Wie stark sind diese Monster? Einige sind so nah hinter dir, dass du ihren Atem riechen kannst. Hufe, Hauer und die Mäuler kommen immer näher. In ihren Augen steht nichts als Irrsinn und Angst.
Du bemerkst eine Bewegung hinter Elred. Außerhalb der Lichtung sind noch mehr Wildschweine. Eines stößt die Bäume hinter dem Elfen zur Seite, ein großer, hellbrauner Keiler, der im nächsten Moment mit den Hauern nach Elred schlägt.

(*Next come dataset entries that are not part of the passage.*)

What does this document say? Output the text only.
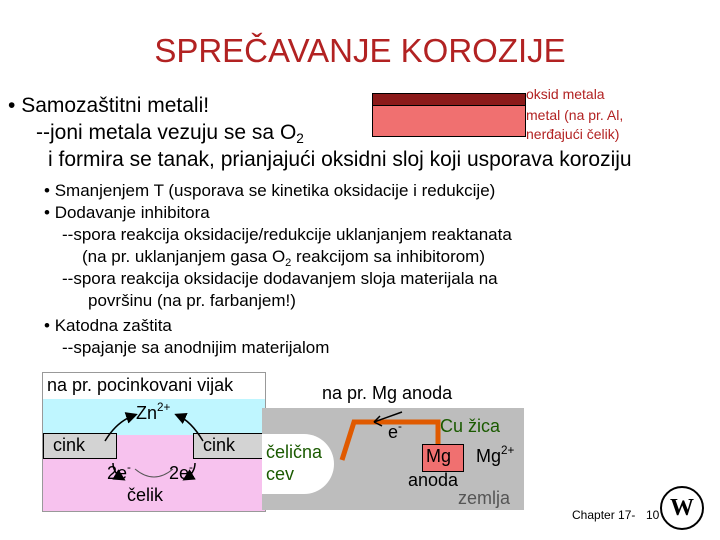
SPREČAVANJE KOROZIJE
oksid metala
metal (na pr. Al,
nerđajući čelik)
• Samozaštitni metali!
--joni metala vezuju se sa $O_2$
i formira se tanak, prianjajući oksidni sloj koji usporava koroziju
• Smanjenjem T (usporava se kinetika oksidacije i redukcije)
• Dodavanje inhibitora
--spora reakcija oksidacije/redukcije uklanjanjem reaktanata
(na pr. uklanjanjem gasa $O_2$ reakcijom sa inhibitorom)
--spora reakcija oksidacije dodavanjem sloja materijala na
površinu (na pr. farbanjem!)
• Katodna zaštita
--spajanje sa anodnijim materijalom
na pr. pocinkovani vijak
$Zn^{2+}$
cink	cink
2e- 2e-
čelik
na pr. Mg anoda
e- Cu žica
Mg $Mg^{2+}$
anoda
čelična
cev
zemlja
Chapter 17- 10 W
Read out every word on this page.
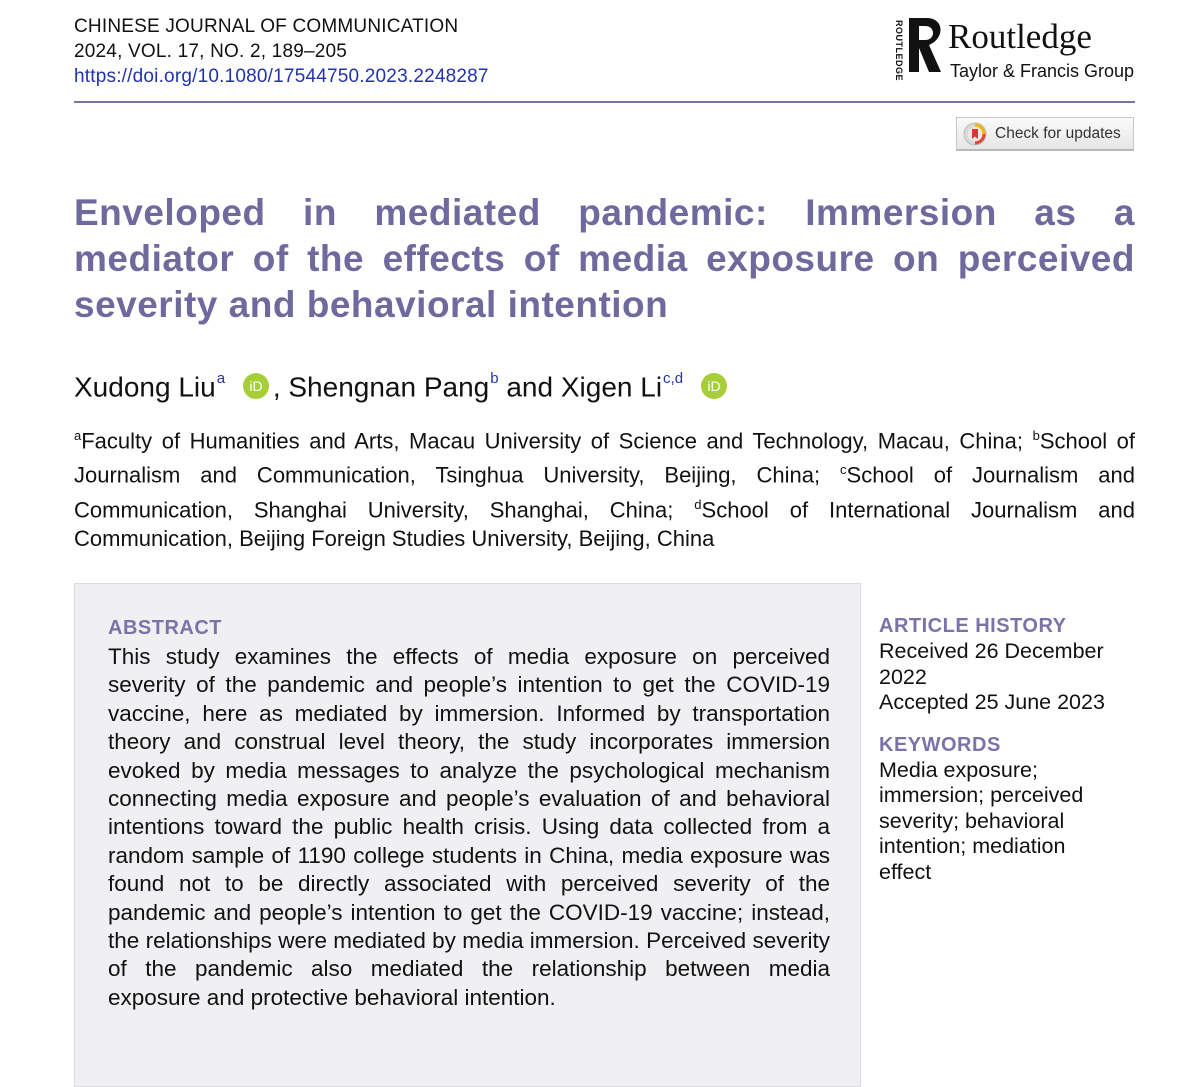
CHINESE JOURNAL OF COMMUNICATION
2024, VOL. 17, NO. 2, 189–205
https://doi.org/10.1080/17544750.2023.2248287	ROUTLEDGE Routledge
Taylor & Francis Group
Check for updates
Enveloped in mediated pandemic: Immersion as a mediator of the effects of media exposure on perceived severity and behavioral intention
Xudong Liu$^a$ iD , Shengnan Pang$^b$ and Xigen Li$^{c,d}$ iD
$^a$Faculty of Humanities and Arts, Macau University of Science and Technology, Macau, China; $^b$School of Journalism and Communication, Tsinghua University, Beijing, China; $^c$School of Journalism and Communication, Shanghai University, Shanghai, China; $^d$School of International Journalism and Communication, Beijing Foreign Studies University, Beijing, China
ABSTRACT

This study examines the effects of media exposure on perceived severity of the pandemic and people’s intention to get the COVID-19 vaccine, here as mediated by immersion. Informed by transportation theory and construal level theory, the study incorporates immersion evoked by media messages to analyze the psychological mechanism connecting media exposure and people’s evaluation of and behavioral intentions toward the public health crisis. Using data collected from a random sample of 1190 college students in China, media exposure was found not to be directly associated with perceived severity of the pandemic and people’s intention to get the COVID-19 vaccine; instead, the relationships were mediated by media immersion. Perceived severity of the pandemic also mediated the relationship between media exposure and protective behavioral intention.

ARTICLE HISTORY
Received 26 December
2022
Accepted 25 June 2023
KEYWORDS
Media exposure;
immersion; perceived
severity; behavioral
intention; mediation
effect
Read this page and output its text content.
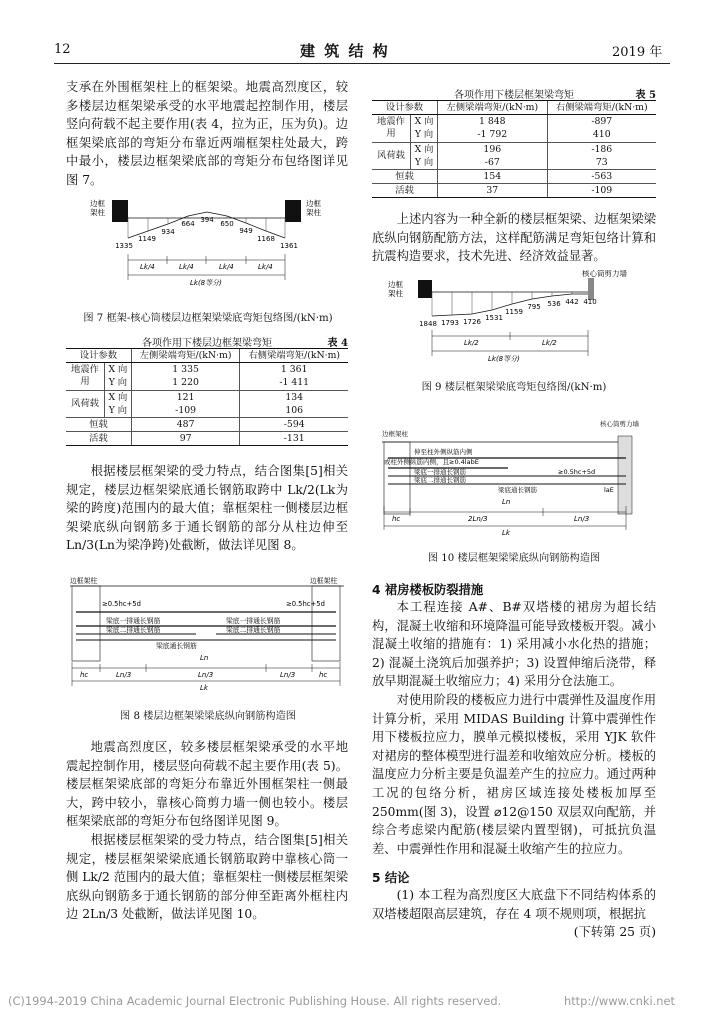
12	建 筑 结 构	2019 年

支承在外围框架柱上的框架梁。地震高烈度区，较多楼层边框架梁承受的水平地震起控制作用，楼层竖向荷载不起主要作用(表 4，拉为正，压为负)。边框架梁底部的弯矩分布靠近两端框架柱处最大，跨中最小，楼层边框架梁底部的弯矩分布包络图详见图 7。

边框
架柱
边框
架柱
1335
1149
934
664 394 650
949
1168
1361
Lk/4	Lk/4	Lk/4	Lk/4
Lk(8等分)
图 7 框架-核心筒楼层边框架梁梁底弯矩包络图/(kN·m)
各项作用下楼层边框架梁弯矩	表 4
设计参数		左侧梁端弯矩/(kN·m)	右侧梁端弯矩/(kN·m)
地震作用	X 向	1 335	1 361
	Y 向	1 220	-1 411
风荷载	X 向	121	134
	Y 向	-109	106
恒载		487	-594
活载		97	-131

根据楼层框架梁的受力特点，结合图集[5]相关规定，楼层边框架梁底通长钢筋取跨中 Lk/2(Lk为梁的跨度)范围内的最大值；靠框架柱一侧楼层边框架梁底纵向钢筋多于通长钢筋的部分从柱边伸至 Ln/3(Ln为梁净跨)处截断，做法详见图 8。

边框架柱	边框架柱
≥0.5hc+5d	≥0.5hc+5d
梁底一排通长钢筋
梁底二排通长钢筋
梁底通长钢筋
梁底一排通长钢筋
梁底二排通长钢筋
hc	Ln/3	Ln/3	Ln/3	hc
Lk
Ln
图 8 楼层边框架梁梁底纵向钢筋构造图

地震高烈度区，较多楼层框架梁承受的水平地震起控制作用，楼层竖向荷载不起主要作用(表 5)。楼层框架梁底部的弯矩分布靠近外围框架柱一侧最大，跨中较小，靠核心筒剪力墙一侧也较小。楼层框架梁底部的弯矩分布包络图详见图 9。

根据楼层框架梁的受力特点，结合图集[5]相关规定，楼层框架梁梁底通长钢筋取跨中靠核心筒一侧 Lk/2 范围内的最大值；靠框架柱一侧楼层框架梁底纵向钢筋多于通长钢筋的部分伸至距离外框柱内边 2Ln/3 处截断，做法详见图 10。

各项作用下楼层框架梁弯矩	表 5
设计参数		左侧梁端弯矩/(kN·m)	右侧梁端弯矩/(kN·m)
地震作用	X 向	1 848	-897
	Y 向	-1 792	410
风荷载	X 向	196	-186
	Y 向	-67	73
恒载		154	-563
活载		37	-109

上述内容为一种全新的楼层框架梁、边框架梁梁底纵向钢筋配筋方法，这样配筋满足弯矩包络计算和抗震构造要求，技术先进、经济效益显著。

边框
架柱
核心筒剪力墙
1848 1793 1726 1531
1159
795 536 442 410
Lk/2	Lk/2
Lk(8等分)
图 9 楼层框架梁梁底弯矩包络图/(kN·m)
边框架柱
核心筒剪力墙
伸至柱外侧纵筋内侧
或柱外侧纵筋内侧，且≥0.4labE
梁底一排通长钢筋
梁底二排通长钢筋
梁底通长钢筋
≥0.5hc+5d
laE
hc	2Ln/3	Ln/3
Lk
Ln
图 10 楼层框架梁梁底纵向钢筋构造图
4 裙房楼板防裂措施

本工程连接 A#、B#双塔楼的裙房为超长结构，混凝土收缩和环境降温可能导致楼板开裂。减小混凝土收缩的措施有：1) 采用减小水化热的措施；2) 混凝土浇筑后加强养护；3) 设置伸缩后浇带，释放早期混凝土收缩应力；4) 采用分仓法施工。

对使用阶段的楼板应力进行中震弹性及温度作用计算分析，采用 MIDAS Building 计算中震弹性作用下楼板拉应力，膜单元模拟楼板，采用 YJK 软件对裙房的整体模型进行温差和收缩效应分析。楼板的温度应力分析主要是负温差产生的拉应力。通过两种工况的包络分析，裙房区域连接处楼板加厚至250mm(图 3)，设置 ⌀12@150 双层双向配筋，并综合考虑梁内配筋(楼层梁内置型钢)，可抵抗负温差、中震弹性作用和混凝土收缩产生的拉应力。

5 结论

(1) 本工程为高烈度区大底盘下不同结构体系的双塔楼超限高层建筑，存在 4 项不规则项，根据抗

(下转第 25 页)

(C)1994-2019 China Academic Journal Electronic Publishing House. All rights reserved.	http://www.cnki.net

Egal, wie langsam die Zeit gerade vergeht, du kannst ihn nicht warnen. Der Keiler erwischt Elred im Rücken, reißt ihn von den Beinen und wirft ihn in die Masse der restlichen Rotte. Blut spritzt auf. Du kannst sehen, wie Elreds Finger den Griff um den Schöpferstein lockern, unendlich langsam. Der Elf hat den Keiler nicht kommen sehen, er wurde überrascht.
Das Schnaufen und Trampeln um euch her wird lauter und schneller, je schwächer das Tigerauge wird. Erneut schlägst du auf der Erde auf. Dann ist die Rotte über dir. Hufe treffen auf dich, das Gewicht der springenden Schweine bricht dir sämtliche Knochen. Glücklicherweise verliert Elred das Tigerauge nun völlig aus den Fingern. Als letztes siehst zu Karja, die aus dem Himmel in die Wildschweine stürzt, um genau wie du zu Tode getrampelt zu werden.
Dann geht alles gnädiger Weise ganz schnell.
Dies ist kein Canon-Ende, deswegen gibt es hier keine Fortsetzung.
Um das Canon-Ende für Allysters Teil der Geschichte zu erreichen, musst du den Selenit für eine Vision nutzen.
Vielen Dank fürs Lesen und viel Spaß beim Weiterspielen!